The US cybersecurity and intelligence agency has released a set of recommendations to address security concerns and harden against potential threats regarding 5G standalone network slicing.
This was announced by the US Cybersecurity and Infrastructure Security Agency (CISA) and the National Security Agency (NSA).
5G is the 5th generation technology standard for broadband cellular networks, offering higher data speeds and lower latency. Network slicing is an architectural model that allows mobile service providers to divide their network into multiple independent “slices” to create virtual networks serving different clients and use cases.
The updated recommendations build on guidance previously issued by the agency in December 2022, which states that network slicing can expose users to a wide range of threat vectors including denial of service, jamming, identity theft and man-in-the-middle attacks.

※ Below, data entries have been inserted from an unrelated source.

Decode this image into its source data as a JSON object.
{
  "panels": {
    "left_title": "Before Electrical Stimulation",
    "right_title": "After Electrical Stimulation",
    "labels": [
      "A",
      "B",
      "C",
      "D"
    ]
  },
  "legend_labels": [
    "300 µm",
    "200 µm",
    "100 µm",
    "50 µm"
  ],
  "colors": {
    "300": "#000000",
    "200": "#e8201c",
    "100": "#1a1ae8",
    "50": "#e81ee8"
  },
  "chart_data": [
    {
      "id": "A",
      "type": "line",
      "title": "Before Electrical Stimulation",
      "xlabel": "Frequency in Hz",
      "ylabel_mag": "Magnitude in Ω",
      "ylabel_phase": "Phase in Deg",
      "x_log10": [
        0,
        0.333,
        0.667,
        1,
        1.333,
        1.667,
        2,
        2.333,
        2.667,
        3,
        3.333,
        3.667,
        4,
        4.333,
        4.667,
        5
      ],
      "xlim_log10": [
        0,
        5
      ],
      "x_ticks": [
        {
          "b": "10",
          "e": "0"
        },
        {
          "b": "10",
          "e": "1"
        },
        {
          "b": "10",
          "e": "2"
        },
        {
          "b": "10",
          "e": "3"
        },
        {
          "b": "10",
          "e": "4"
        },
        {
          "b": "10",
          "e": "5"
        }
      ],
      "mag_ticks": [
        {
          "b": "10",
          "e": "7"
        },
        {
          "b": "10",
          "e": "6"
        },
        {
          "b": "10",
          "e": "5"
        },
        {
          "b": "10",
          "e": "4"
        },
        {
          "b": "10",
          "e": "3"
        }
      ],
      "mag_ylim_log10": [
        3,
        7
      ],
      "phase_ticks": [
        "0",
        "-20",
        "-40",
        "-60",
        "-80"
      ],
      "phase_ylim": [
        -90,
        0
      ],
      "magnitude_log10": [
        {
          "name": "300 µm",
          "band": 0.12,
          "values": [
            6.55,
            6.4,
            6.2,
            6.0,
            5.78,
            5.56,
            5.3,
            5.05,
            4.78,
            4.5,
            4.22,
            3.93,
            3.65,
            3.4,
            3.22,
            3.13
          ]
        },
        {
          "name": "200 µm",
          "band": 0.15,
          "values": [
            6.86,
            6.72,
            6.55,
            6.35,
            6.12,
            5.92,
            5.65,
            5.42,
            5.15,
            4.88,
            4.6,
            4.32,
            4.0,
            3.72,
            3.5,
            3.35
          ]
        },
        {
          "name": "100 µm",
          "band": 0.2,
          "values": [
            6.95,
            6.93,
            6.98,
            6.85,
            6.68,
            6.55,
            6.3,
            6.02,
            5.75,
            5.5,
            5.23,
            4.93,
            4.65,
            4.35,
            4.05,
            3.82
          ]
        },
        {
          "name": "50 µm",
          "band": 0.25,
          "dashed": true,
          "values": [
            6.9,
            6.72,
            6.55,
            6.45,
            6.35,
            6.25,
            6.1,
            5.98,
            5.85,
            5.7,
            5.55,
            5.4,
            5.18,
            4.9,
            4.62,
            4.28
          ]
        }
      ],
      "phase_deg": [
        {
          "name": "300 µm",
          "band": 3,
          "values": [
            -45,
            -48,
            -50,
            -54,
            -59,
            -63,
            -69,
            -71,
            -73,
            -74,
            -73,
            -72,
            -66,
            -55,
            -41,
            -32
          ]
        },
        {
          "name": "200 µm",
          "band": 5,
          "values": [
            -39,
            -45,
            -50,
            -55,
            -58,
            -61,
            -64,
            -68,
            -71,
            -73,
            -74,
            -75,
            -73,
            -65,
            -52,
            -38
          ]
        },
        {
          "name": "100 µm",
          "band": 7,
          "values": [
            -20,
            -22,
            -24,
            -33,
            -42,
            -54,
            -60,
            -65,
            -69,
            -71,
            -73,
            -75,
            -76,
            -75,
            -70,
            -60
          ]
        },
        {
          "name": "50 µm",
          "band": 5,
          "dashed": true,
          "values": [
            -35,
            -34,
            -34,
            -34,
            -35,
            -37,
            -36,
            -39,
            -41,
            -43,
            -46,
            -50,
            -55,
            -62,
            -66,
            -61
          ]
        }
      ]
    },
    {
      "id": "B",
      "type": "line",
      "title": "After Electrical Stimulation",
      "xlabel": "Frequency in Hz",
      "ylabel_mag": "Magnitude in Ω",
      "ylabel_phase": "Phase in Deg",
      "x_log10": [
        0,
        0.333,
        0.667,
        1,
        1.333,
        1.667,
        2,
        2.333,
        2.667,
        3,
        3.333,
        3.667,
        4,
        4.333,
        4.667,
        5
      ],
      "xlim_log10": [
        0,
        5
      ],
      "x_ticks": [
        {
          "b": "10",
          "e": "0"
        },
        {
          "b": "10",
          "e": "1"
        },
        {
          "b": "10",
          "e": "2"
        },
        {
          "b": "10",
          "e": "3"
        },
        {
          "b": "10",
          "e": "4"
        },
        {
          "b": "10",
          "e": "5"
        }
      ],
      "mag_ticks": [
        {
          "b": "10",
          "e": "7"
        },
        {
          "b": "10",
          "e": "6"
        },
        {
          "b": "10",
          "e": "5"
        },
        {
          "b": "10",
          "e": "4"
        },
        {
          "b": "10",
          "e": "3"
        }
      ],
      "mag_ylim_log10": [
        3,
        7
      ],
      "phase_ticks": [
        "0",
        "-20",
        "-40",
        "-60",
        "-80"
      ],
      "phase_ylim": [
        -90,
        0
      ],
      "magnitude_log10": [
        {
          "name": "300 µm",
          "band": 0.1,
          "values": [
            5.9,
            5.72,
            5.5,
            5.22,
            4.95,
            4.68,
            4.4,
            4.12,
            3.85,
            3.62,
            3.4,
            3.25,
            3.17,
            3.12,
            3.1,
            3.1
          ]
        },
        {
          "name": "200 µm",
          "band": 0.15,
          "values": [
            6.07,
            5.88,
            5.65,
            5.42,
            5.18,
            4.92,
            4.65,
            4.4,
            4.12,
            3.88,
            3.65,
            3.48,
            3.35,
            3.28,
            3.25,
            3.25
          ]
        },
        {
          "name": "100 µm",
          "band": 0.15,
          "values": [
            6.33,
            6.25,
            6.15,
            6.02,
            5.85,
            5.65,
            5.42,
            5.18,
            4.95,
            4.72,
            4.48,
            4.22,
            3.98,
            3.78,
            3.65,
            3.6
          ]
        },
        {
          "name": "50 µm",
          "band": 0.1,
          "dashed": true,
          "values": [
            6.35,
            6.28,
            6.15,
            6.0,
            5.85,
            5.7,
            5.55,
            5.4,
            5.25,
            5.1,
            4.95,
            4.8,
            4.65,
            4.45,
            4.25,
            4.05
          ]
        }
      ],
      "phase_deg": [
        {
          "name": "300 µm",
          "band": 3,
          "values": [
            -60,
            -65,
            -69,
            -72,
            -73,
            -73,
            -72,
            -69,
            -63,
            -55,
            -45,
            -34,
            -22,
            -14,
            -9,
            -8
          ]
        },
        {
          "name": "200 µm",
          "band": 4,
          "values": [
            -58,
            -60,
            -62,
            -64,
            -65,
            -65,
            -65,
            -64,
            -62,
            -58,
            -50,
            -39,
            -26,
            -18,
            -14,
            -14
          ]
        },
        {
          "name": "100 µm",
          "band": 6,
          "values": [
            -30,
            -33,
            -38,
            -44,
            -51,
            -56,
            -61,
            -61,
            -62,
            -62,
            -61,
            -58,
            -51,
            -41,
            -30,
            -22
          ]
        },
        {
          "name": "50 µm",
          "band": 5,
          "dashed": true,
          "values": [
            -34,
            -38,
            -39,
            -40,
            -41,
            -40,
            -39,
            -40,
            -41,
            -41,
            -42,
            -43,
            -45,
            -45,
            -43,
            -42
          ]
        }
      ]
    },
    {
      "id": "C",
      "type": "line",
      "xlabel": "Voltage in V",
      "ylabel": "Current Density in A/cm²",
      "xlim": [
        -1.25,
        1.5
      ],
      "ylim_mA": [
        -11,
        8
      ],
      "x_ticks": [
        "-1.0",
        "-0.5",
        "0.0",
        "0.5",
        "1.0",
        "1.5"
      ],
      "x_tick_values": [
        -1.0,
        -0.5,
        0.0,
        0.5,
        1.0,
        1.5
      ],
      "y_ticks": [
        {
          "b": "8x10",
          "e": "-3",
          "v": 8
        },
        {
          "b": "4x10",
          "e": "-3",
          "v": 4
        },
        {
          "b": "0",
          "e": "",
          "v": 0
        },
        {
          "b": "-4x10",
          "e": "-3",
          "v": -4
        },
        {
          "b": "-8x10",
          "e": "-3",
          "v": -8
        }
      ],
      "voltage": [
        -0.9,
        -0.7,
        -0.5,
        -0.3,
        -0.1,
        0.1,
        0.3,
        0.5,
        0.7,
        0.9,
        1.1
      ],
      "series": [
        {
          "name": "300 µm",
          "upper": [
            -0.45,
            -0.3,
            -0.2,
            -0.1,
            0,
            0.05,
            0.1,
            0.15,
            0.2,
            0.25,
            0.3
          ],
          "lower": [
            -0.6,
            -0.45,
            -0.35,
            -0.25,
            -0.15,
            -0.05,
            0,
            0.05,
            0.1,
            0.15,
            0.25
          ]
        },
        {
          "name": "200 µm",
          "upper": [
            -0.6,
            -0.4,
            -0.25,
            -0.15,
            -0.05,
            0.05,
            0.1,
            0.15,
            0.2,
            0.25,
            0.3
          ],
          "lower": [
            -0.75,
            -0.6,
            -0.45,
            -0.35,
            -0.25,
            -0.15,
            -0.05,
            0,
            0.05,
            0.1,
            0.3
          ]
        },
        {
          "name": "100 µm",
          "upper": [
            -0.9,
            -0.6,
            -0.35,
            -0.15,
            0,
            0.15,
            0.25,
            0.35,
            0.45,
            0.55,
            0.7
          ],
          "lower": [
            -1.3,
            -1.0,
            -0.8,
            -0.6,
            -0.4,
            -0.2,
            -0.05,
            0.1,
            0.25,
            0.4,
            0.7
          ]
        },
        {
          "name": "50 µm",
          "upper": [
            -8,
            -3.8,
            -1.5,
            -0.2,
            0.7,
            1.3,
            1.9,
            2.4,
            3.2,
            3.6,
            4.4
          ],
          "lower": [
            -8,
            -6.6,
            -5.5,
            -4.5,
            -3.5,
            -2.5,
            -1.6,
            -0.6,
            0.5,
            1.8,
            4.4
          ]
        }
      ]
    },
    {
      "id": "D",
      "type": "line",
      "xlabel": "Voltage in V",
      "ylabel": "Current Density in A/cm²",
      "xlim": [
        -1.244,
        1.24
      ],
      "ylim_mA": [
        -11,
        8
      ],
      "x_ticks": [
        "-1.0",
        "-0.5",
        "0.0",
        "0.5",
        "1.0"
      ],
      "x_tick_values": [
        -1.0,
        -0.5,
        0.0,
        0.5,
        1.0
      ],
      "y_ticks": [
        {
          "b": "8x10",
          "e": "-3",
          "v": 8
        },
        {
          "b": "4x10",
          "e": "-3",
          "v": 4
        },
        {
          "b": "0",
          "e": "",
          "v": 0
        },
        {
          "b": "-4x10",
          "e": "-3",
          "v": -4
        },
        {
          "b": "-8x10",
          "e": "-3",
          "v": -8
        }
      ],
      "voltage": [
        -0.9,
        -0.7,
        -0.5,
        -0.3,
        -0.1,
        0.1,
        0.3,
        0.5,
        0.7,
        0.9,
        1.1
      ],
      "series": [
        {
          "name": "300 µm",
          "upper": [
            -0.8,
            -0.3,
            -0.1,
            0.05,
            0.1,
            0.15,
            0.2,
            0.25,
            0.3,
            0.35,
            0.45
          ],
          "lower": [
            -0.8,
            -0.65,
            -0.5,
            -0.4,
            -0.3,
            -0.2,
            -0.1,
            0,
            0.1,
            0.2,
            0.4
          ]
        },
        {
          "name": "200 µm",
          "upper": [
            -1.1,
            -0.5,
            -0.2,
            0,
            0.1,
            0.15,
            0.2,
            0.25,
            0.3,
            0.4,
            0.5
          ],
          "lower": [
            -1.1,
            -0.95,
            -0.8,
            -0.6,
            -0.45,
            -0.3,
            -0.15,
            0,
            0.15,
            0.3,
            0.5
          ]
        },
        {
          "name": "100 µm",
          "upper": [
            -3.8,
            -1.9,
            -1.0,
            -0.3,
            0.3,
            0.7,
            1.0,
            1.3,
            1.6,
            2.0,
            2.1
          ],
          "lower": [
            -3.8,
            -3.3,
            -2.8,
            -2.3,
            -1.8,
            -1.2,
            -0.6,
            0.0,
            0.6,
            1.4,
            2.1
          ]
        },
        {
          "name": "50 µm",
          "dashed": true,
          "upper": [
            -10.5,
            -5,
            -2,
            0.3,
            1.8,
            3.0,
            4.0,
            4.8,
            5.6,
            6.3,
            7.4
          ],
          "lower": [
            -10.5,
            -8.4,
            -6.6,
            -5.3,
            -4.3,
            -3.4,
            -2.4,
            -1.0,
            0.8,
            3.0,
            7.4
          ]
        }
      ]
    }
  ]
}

It warns that there is – Effectively interfere with the confidentiality, integrity, and availability of network services.

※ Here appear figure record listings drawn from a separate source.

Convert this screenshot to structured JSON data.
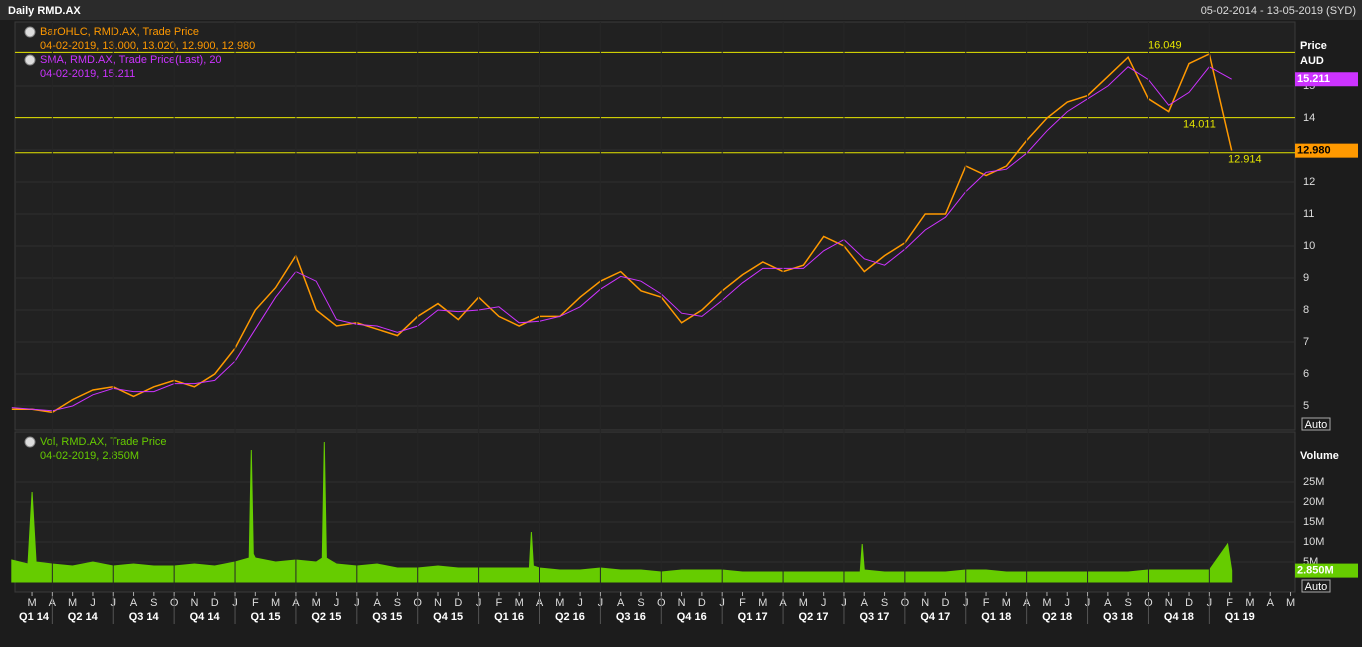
{
  "header": {
    "title": "Daily RMD.AX",
    "range": "05-02-2014 - 13-05-2019 (SYD)"
  },
  "chart_data": [
    {
      "type": "line",
      "y_axis_title": "Price",
      "y_axis_unit": "AUD",
      "scale_button": "Auto",
      "xlim": [
        0.16,
        63.22
      ],
      "ylim": [
        4.25,
        17
      ],
      "yticks": [
        5,
        6,
        7,
        8,
        9,
        10,
        11,
        12,
        13,
        14,
        15
      ],
      "hlines": [
        16.049,
        14.011,
        12.914
      ],
      "hline_color": "#e6e600",
      "series": [
        {
          "name": "BarOHLC, RMD.AX, Trade Price",
          "detail": "04-02-2019, 13.000, 13.020, 12.900, 12.980",
          "color": "#ff9900",
          "last_label": "12.980",
          "x": [
            0,
            1,
            2,
            3,
            4,
            5,
            6,
            7,
            8,
            9,
            10,
            11,
            12,
            13,
            14,
            15,
            16,
            17,
            18,
            19,
            20,
            21,
            22,
            23,
            24,
            25,
            26,
            27,
            28,
            29,
            30,
            31,
            32,
            33,
            34,
            35,
            36,
            37,
            38,
            39,
            40,
            41,
            42,
            43,
            44,
            45,
            46,
            47,
            48,
            49,
            50,
            51,
            52,
            53,
            54,
            55,
            56,
            57,
            58,
            59,
            60.1
          ],
          "values": [
            4.9,
            4.9,
            4.8,
            5.2,
            5.5,
            5.6,
            5.3,
            5.6,
            5.8,
            5.6,
            6.0,
            6.8,
            8.0,
            8.7,
            9.7,
            8.0,
            7.5,
            7.6,
            7.4,
            7.2,
            7.8,
            8.2,
            7.7,
            8.4,
            7.8,
            7.5,
            7.8,
            7.8,
            8.4,
            8.9,
            9.2,
            8.6,
            8.4,
            7.6,
            8.0,
            8.6,
            9.1,
            9.5,
            9.2,
            9.4,
            10.3,
            10.0,
            9.2,
            9.7,
            10.1,
            11.0,
            11.0,
            12.5,
            12.2,
            12.5,
            13.3,
            14.0,
            14.5,
            14.7,
            15.3,
            15.9,
            14.6,
            14.2,
            15.7,
            16.0,
            12.98
          ]
        },
        {
          "name": "SMA, RMD.AX, Trade Price(Last), 20",
          "detail": "04-02-2019, 15.211",
          "color": "#cc33ff",
          "x": [
            0,
            1,
            2,
            3,
            4,
            5,
            6,
            7,
            8,
            9,
            10,
            11,
            12,
            13,
            14,
            15,
            16,
            17,
            18,
            19,
            20,
            21,
            22,
            23,
            24,
            25,
            26,
            27,
            28,
            29,
            30,
            31,
            32,
            33,
            34,
            35,
            36,
            37,
            38,
            39,
            40,
            41,
            42,
            43,
            44,
            45,
            46,
            47,
            48,
            49,
            50,
            51,
            52,
            53,
            54,
            55,
            56,
            57,
            58,
            59,
            60.1
          ],
          "values": [
            4.95,
            4.9,
            4.85,
            5.0,
            5.35,
            5.55,
            5.45,
            5.45,
            5.7,
            5.7,
            5.8,
            6.4,
            7.4,
            8.4,
            9.2,
            8.9,
            7.7,
            7.55,
            7.5,
            7.3,
            7.5,
            8.0,
            7.95,
            8.0,
            8.1,
            7.6,
            7.65,
            7.8,
            8.1,
            8.65,
            9.05,
            8.9,
            8.5,
            7.9,
            7.8,
            8.3,
            8.85,
            9.3,
            9.3,
            9.3,
            9.85,
            10.2,
            9.6,
            9.4,
            9.9,
            10.5,
            10.9,
            11.7,
            12.3,
            12.4,
            12.9,
            13.6,
            14.2,
            14.6,
            15.0,
            15.6,
            15.2,
            14.4,
            14.8,
            15.6,
            15.211
          ]
        }
      ]
    },
    {
      "type": "area",
      "y_axis_title": "Volume",
      "scale_button": "Auto",
      "xlim": [
        0.16,
        63.22
      ],
      "ylim": [
        0,
        37.5
      ],
      "yticks": [
        {
          "value": 5,
          "label": "5M"
        },
        {
          "value": 10,
          "label": "10M"
        },
        {
          "value": 15,
          "label": "15M"
        },
        {
          "value": 20,
          "label": "20M"
        },
        {
          "value": 25,
          "label": "25M"
        }
      ],
      "series": [
        {
          "name": "Vol, RMD.AX, Trade Price",
          "detail": "04-02-2019, 2.850M",
          "color": "#66cc00",
          "last_label": "2.850M",
          "x": [
            0,
            0.8,
            1.0,
            1.2,
            2,
            3,
            4,
            5,
            6,
            7,
            8,
            9,
            10,
            11,
            11.7,
            11.8,
            11.9,
            12,
            13,
            14,
            15,
            15.3,
            15.4,
            15.5,
            16,
            17,
            18,
            19,
            20,
            21,
            22,
            23,
            24,
            25,
            25.5,
            25.6,
            25.7,
            26,
            27,
            28,
            29,
            30,
            31,
            32,
            33,
            34,
            35,
            36,
            37,
            38,
            39,
            40,
            41,
            41.8,
            41.9,
            42,
            43,
            44,
            45,
            46,
            47,
            48,
            49,
            50,
            51,
            52,
            53,
            54,
            55,
            56,
            57,
            58,
            59,
            59.9,
            60.1
          ],
          "values": [
            5.5,
            4.5,
            22.5,
            5,
            4.5,
            4,
            5,
            4,
            4.5,
            4,
            4,
            4.5,
            4,
            5,
            6,
            33,
            7,
            6,
            5,
            5.5,
            5,
            6,
            35,
            6,
            4.5,
            4,
            4.5,
            3.5,
            3.5,
            4,
            3.5,
            3.5,
            3.5,
            3.5,
            3.5,
            12.5,
            4,
            3.5,
            3,
            3,
            3.5,
            3,
            3,
            2.5,
            3,
            3,
            3,
            2.5,
            2.5,
            2.5,
            2.5,
            2.5,
            2.5,
            2.5,
            9.5,
            3,
            2.5,
            2.5,
            2.5,
            2.5,
            3,
            3,
            2.5,
            2.5,
            2.5,
            2.5,
            2.5,
            2.5,
            2.5,
            3,
            3,
            3,
            3,
            9.5,
            2.85
          ]
        }
      ],
      "xticks": [
        {
          "value": 1,
          "label": "M"
        },
        {
          "value": 2,
          "label": "A"
        },
        {
          "value": 3,
          "label": "M"
        },
        {
          "value": 4,
          "label": "J"
        },
        {
          "value": 5,
          "label": "J"
        },
        {
          "value": 6,
          "label": "A"
        },
        {
          "value": 7,
          "label": "S"
        },
        {
          "value": 8,
          "label": "O"
        },
        {
          "value": 9,
          "label": "N"
        },
        {
          "value": 10,
          "label": "D"
        },
        {
          "value": 11,
          "label": "J"
        },
        {
          "value": 12,
          "label": "F"
        },
        {
          "value": 13,
          "label": "M"
        },
        {
          "value": 14,
          "label": "A"
        },
        {
          "value": 15,
          "label": "M"
        },
        {
          "value": 16,
          "label": "J"
        },
        {
          "value": 17,
          "label": "J"
        },
        {
          "value": 18,
          "label": "A"
        },
        {
          "value": 19,
          "label": "S"
        },
        {
          "value": 20,
          "label": "O"
        },
        {
          "value": 21,
          "label": "N"
        },
        {
          "value": 22,
          "label": "D"
        },
        {
          "value": 23,
          "label": "J"
        },
        {
          "value": 24,
          "label": "F"
        },
        {
          "value": 25,
          "label": "M"
        },
        {
          "value": 26,
          "label": "A"
        },
        {
          "value": 27,
          "label": "M"
        },
        {
          "value": 28,
          "label": "J"
        },
        {
          "value": 29,
          "label": "J"
        },
        {
          "value": 30,
          "label": "A"
        },
        {
          "value": 31,
          "label": "S"
        },
        {
          "value": 32,
          "label": "O"
        },
        {
          "value": 33,
          "label": "N"
        },
        {
          "value": 34,
          "label": "D"
        },
        {
          "value": 35,
          "label": "J"
        },
        {
          "value": 36,
          "label": "F"
        },
        {
          "value": 37,
          "label": "M"
        },
        {
          "value": 38,
          "label": "A"
        },
        {
          "value": 39,
          "label": "M"
        },
        {
          "value": 40,
          "label": "J"
        },
        {
          "value": 41,
          "label": "J"
        },
        {
          "value": 42,
          "label": "A"
        },
        {
          "value": 43,
          "label": "S"
        },
        {
          "value": 44,
          "label": "O"
        },
        {
          "value": 45,
          "label": "N"
        },
        {
          "value": 46,
          "label": "D"
        },
        {
          "value": 47,
          "label": "J"
        },
        {
          "value": 48,
          "label": "F"
        },
        {
          "value": 49,
          "label": "M"
        },
        {
          "value": 50,
          "label": "A"
        },
        {
          "value": 51,
          "label": "M"
        },
        {
          "value": 52,
          "label": "J"
        },
        {
          "value": 53,
          "label": "J"
        },
        {
          "value": 54,
          "label": "A"
        },
        {
          "value": 55,
          "label": "S"
        },
        {
          "value": 56,
          "label": "O"
        },
        {
          "value": 57,
          "label": "N"
        },
        {
          "value": 58,
          "label": "D"
        },
        {
          "value": 59,
          "label": "J"
        },
        {
          "value": 60,
          "label": "F"
        },
        {
          "value": 61,
          "label": "M"
        },
        {
          "value": 62,
          "label": "A"
        },
        {
          "value": 63,
          "label": "M"
        }
      ],
      "quarters": [
        {
          "value": -1,
          "label": "Q1 14"
        },
        {
          "value": 2,
          "label": "Q2 14"
        },
        {
          "value": 5,
          "label": "Q3 14"
        },
        {
          "value": 8,
          "label": "Q4 14"
        },
        {
          "value": 11,
          "label": "Q1 15"
        },
        {
          "value": 14,
          "label": "Q2 15"
        },
        {
          "value": 17,
          "label": "Q3 15"
        },
        {
          "value": 20,
          "label": "Q4 15"
        },
        {
          "value": 23,
          "label": "Q1 16"
        },
        {
          "value": 26,
          "label": "Q2 16"
        },
        {
          "value": 29,
          "label": "Q3 16"
        },
        {
          "value": 32,
          "label": "Q4 16"
        },
        {
          "value": 35,
          "label": "Q1 17"
        },
        {
          "value": 38,
          "label": "Q2 17"
        },
        {
          "value": 41,
          "label": "Q3 17"
        },
        {
          "value": 44,
          "label": "Q4 17"
        },
        {
          "value": 47,
          "label": "Q1 18"
        },
        {
          "value": 50,
          "label": "Q2 18"
        },
        {
          "value": 53,
          "label": "Q3 18"
        },
        {
          "value": 56,
          "label": "Q4 18"
        },
        {
          "value": 59,
          "label": "Q1 19"
        }
      ]
    }
  ]
}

Concerns about 5G network slicing are detailed in a report published in March 2021 by Enea AdaptiveMobile Security, which describes brute force gaining malicious access to slices and orchestrating denial-of-service attacks against other network functions. The possibility of force attacks is emphasized.
And in May 2021, the U.S. government announced that improper implementation of telecommunications standards, supply chain threats, and system architecture weaknesses could pose significant cybersecurity risks to 5G networks, thereby It warned that it could allow actors to exploit loopholes to extract valuable information from victims.
Shielding Against Insider Threats: Mastering SaaS Security Posture Management
Worried about insider threats? We’ve got you covered! Join us for this webinar to explore practical strategies and proactive security secrets using SaaS Security Posture Management.
join today
In their latest guidance, the authorities cited denial-of-service attacks, misconfiguration attacks, and hostile man-in-the-middle attacks against the signaling plane as the three main threat vectors for 5G, with Zero Trust Architecture (ZTA) potentially helping. I pointed out that there is. Secure network deployment.
CISA and NSA said “ZTA can largely be achieved by employing authentication, authorization, and auditing (AAA) techniques.” “Done properly,
Authentication and authorization can also mitigate threat vectors arising from misconfiguration attacks. ”
Agencies should also seek industry acceptance of how 5G network slicing will be implemented, designed, deployed, operated, maintained, potentially enhanced, and mitigated, as 5G network slicing impacts quality of service (QoS) and service level agreements. It also states that it is important to be aware of established best practices (SLA).